В среду днем она еще пыталась держаться от него на расстоянии. Но все же, уступив его настояниям, отправилась с ним в кафе, и там, маскируя свой искренний к нему интерес и сокровенные желания под обычное дамское любопытство, стала задавать ему кое-какие вопросы. А он, видя ее насквозь, отвечал на них так же откровенно, как и на вопрос о глазах (что далеко не всегда приходилось ей по вкусу).

Когда же Карл сказал ей, что накануне выпил лишнего, Аделаида решила, что он просто посмеивается над ней (ведь это же невозможно представить – он, и вдруг перебрал!).

Про события же, происходившие в школьной столярной мастерской во вторник вечером, она, разумеется, так и не узнала. Ни завхоз, ни тем более трудовик, имевший все основания опасаться немедленного увольнения, ничего ей об этом не сказали.

В общем, тогда Аделаида не придала тому разговору никакого значения, а вот сейчас о нем вспомнила.

Что там еще говорил Шаховской? Стрессы? Ну еще бы!..

Да стоит лишь вспомнить ту бессонную ночь со среды на четверг, когда она только-только начала ощущать себя пробужденной к жизни, а он покинул ее у подъезда дома, когда к ее губам поднесли желанную чашу и тут же отняли, не дав сделать ни глотка, когда она до утра металась по пустой квартире и почти потеряла надежду, что он когда-нибудь здесь появится.

А воскресенье?

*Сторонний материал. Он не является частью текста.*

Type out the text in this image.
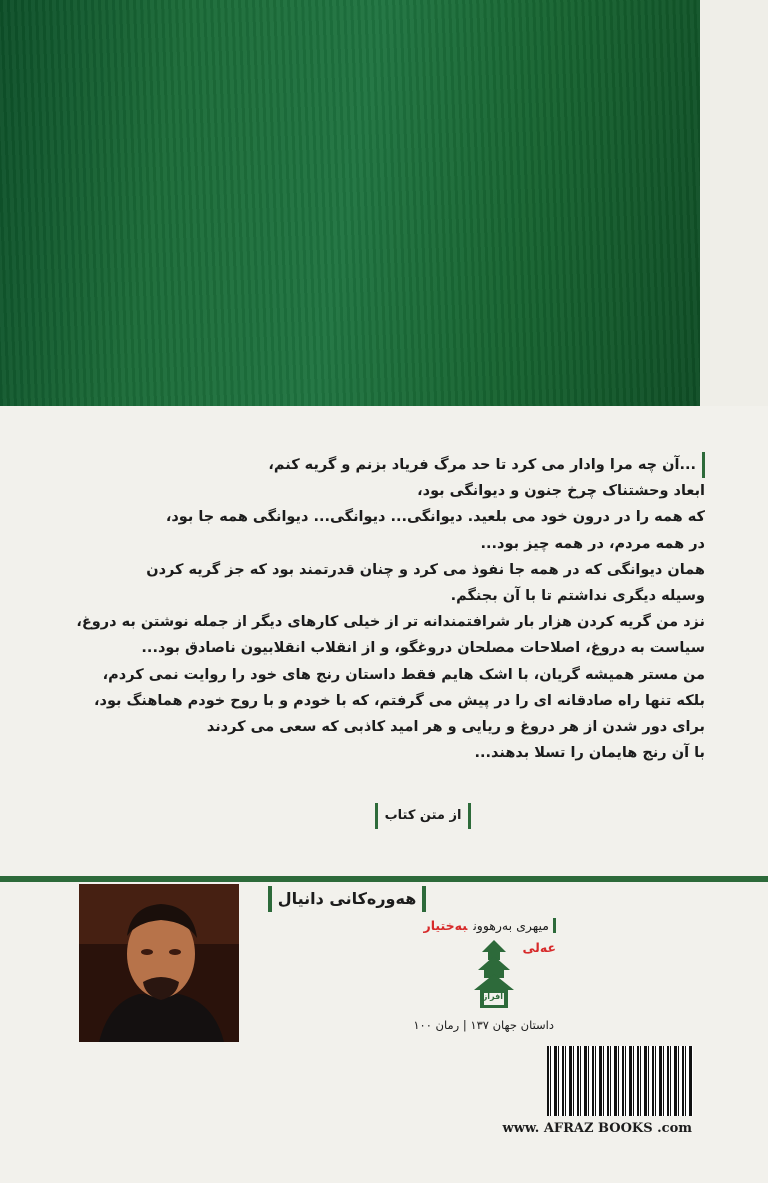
...آن چه مرا وادار می کرد تا حد مرگ فریاد بزنم و گریه کنم،
ابعاد وحشتناک چرخ جنون و دیوانگی بود،
که همه را در درون خود می بلعید. دیوانگی... دیوانگی... دیوانگی همه جا بود،
در همه مردم، در همه چیز بود...
همان دیوانگی که در همه جا نفوذ می کرد و چنان قدرتمند بود که جز گریه کردن
وسیله دیگری نداشتم تا با آن بجنگم.
نزد من گریه کردن هزار بار شرافتمندانه تر از خیلی کارهای دیگر از جمله نوشتن به دروغ،
سیاست به دروغ، اصلاحات مصلحان دروغگو، و از انقلاب انقلابیون ناصادق بود...
من مستر همیشه گریان، با اشک هایم فقط داستان رنج های خود را روایت نمی کردم،
بلکه تنها راه صادقانه ای را در پیش می گرفتم، که با خودم و با روح خودم هماهنگ بود،
برای دور شدن از هر دروغ و ریایی و هر امید کاذبی که سعی می کردند
با آن رنج هایمان را تسلا بدهند...
از متن کتاب
هەورەکانی دانیال
میهری بەرهوونبەختیار عەلی
افراز
داستان جهان ۱۳۷ | رمان ۱۰۰
www. AFRAZ BOOKS .com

А разбившийся самолет Санкт-Петербург – Цюрих?

А те последние, страшные минуты, когда она совсем уже собралась идти топиться и даже захватила с собой егоединственный, бесценный подарок – учебник немецкого, и лишь явление мужа спасло ее от этого рокового шага?

Внутренние голоса, которые она не слышала вот уже больше двух месяцев, потому что жила наконец-то цельной, осмысленной жизнью, в полном согласии с самой собой, вдруг проснулись и загомонили разом.

Неужели и вправду все это наложило пагубный отпечаток на ребенка?

На ее малыша, который пока еще не больше незрелого яблока? Кто ей ответит, кто сможет сказать, так это или нет?

«Ох, Карл, как же мне было хорошо всего час назад, на скамейке под сиренью!

И как тяжело теперь…

Ну почему тебя нет рядом, когда ты так нужен?! Почему я должна думать об этомодна?..»

* * *

Тот, о ком она тосковала, кого мысленно звала и упрекала за то, что он ее не слышит и не может ей помочь, тот, кто был причиной ее нынешнего состояния и совершенно об этом не подозревал (мужчины почему-то редко задумываются о возможных последствиях), профессор, директор лицея, спортсмен и просто красавец – словом, Карл Роджерс, – и сам оказался в то время в весьма затруднительном положении.

57

Элементарных медицинских познаний, полученных им еще в молодости, было достаточно, чтобы поставить себе неутешительный диагноз.